Hi, OP. Try seeking out these overlooked gems:
In the 1996 Uwe Boll film Enemy Mime, a Parisian mime and a performer of Swiss mask theatre are stranded on a remote Mediterranean island together and must put aside their creative differences and find a way to communicate in order to flag down help from a passing yacht. Complications arise when they're discovered by a Camorra drug-running operation that abducts the masquer and forces them to do an endless series of silent reenactments of Luchino Visconti's "The Damned."
In the 1972 martial arts film classic Yaro-U, a ninja and a samurai are stranded together on a remote sandbar in the Seto Inland Sea. Able to communicate only through their swordsmanship styles, the pair must find the correct set of forms on which to build a relationship -- and even a friendship -- before they starve to death. Complications arise when an adorable komodo dragon swims onto the island and melts the stony hearts of the brutal warriors, each of whom desires him for a pet.

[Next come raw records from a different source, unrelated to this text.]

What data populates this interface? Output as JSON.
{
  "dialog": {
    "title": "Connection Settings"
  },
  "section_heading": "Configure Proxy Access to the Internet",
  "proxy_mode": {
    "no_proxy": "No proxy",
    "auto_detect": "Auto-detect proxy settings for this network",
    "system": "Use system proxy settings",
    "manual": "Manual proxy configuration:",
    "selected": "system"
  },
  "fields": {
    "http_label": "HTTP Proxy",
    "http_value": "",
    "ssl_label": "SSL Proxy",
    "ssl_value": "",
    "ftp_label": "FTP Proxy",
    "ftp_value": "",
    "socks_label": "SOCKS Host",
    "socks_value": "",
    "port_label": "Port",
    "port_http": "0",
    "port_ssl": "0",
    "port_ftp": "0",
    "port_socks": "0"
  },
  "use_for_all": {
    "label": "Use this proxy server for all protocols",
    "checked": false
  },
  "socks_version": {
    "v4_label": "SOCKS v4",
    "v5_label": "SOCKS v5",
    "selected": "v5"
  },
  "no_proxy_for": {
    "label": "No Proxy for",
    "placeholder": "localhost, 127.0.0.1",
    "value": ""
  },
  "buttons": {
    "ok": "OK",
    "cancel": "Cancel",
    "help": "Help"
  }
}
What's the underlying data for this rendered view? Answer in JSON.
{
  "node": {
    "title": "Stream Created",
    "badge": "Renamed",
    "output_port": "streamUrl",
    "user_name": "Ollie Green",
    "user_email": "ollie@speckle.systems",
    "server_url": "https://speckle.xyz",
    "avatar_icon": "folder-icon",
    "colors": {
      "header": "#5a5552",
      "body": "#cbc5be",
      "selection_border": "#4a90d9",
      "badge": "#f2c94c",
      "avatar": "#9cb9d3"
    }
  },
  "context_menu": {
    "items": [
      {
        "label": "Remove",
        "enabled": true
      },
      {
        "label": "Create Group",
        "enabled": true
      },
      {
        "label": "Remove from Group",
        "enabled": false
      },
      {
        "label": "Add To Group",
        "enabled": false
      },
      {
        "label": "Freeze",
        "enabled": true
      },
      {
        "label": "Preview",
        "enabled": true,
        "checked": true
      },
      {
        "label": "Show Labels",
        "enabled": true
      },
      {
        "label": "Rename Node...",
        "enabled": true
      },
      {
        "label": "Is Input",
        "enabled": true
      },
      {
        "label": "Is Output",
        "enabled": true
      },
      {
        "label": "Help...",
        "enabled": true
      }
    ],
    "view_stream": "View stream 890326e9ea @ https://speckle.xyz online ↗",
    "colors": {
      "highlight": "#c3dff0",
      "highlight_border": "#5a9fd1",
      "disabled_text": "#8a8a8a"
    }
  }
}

In the hard-hitting 2011 sociopolitical drama Public Transit, a Republican and a Democrat coming from separate fundraisers in Manhattan fall drunkenly asleep on the subway and somehow wake up stranded in Hoboken wearing feather boas and party hats. For the sake of survival, they must put aside their differences and learn to translate each others' coded campaign-speak in order to make their way back to civilization. Complications arise when something that appears to be a poor person walks up and just starts talking to them just like that and it's super-awkward. What happens next will amaze you.
I guess those aren't particularly sci-fi'ish, though. For something more in that vein:
In the 1964 sci-fi cult hit Return to the Seventh Planet*, an American Spacetronaut and a British Spacetronaut are stranded together on a remote world in the Beta Thurii System. Theoretically they both speak English, but constant petty bickering over the correct spelling of "aluminium" and "colour" and puzzlement over why you'd call a "couch" a "settee" interferes with their attempts to get past their radically different coffee-drinker vs. tea-drinker worldviews and repair their Fuze-O-Rocket. Further complications arise when an omnipotent space alien that looks suspiciously like Michelle Angelo in a silver bikini appears from a nearby cave, and offers herself as Queen of Space to the first Spacetronaut who can serve her a glass of beer at the correct temperature.
* Fun fact: according to a guy I met in a bar the other night, this film was the indirect inspiration for the Star Trek episode "Let That Be Your Last Battlefield." At least I think that's what he was saying. It's a bit of a blur.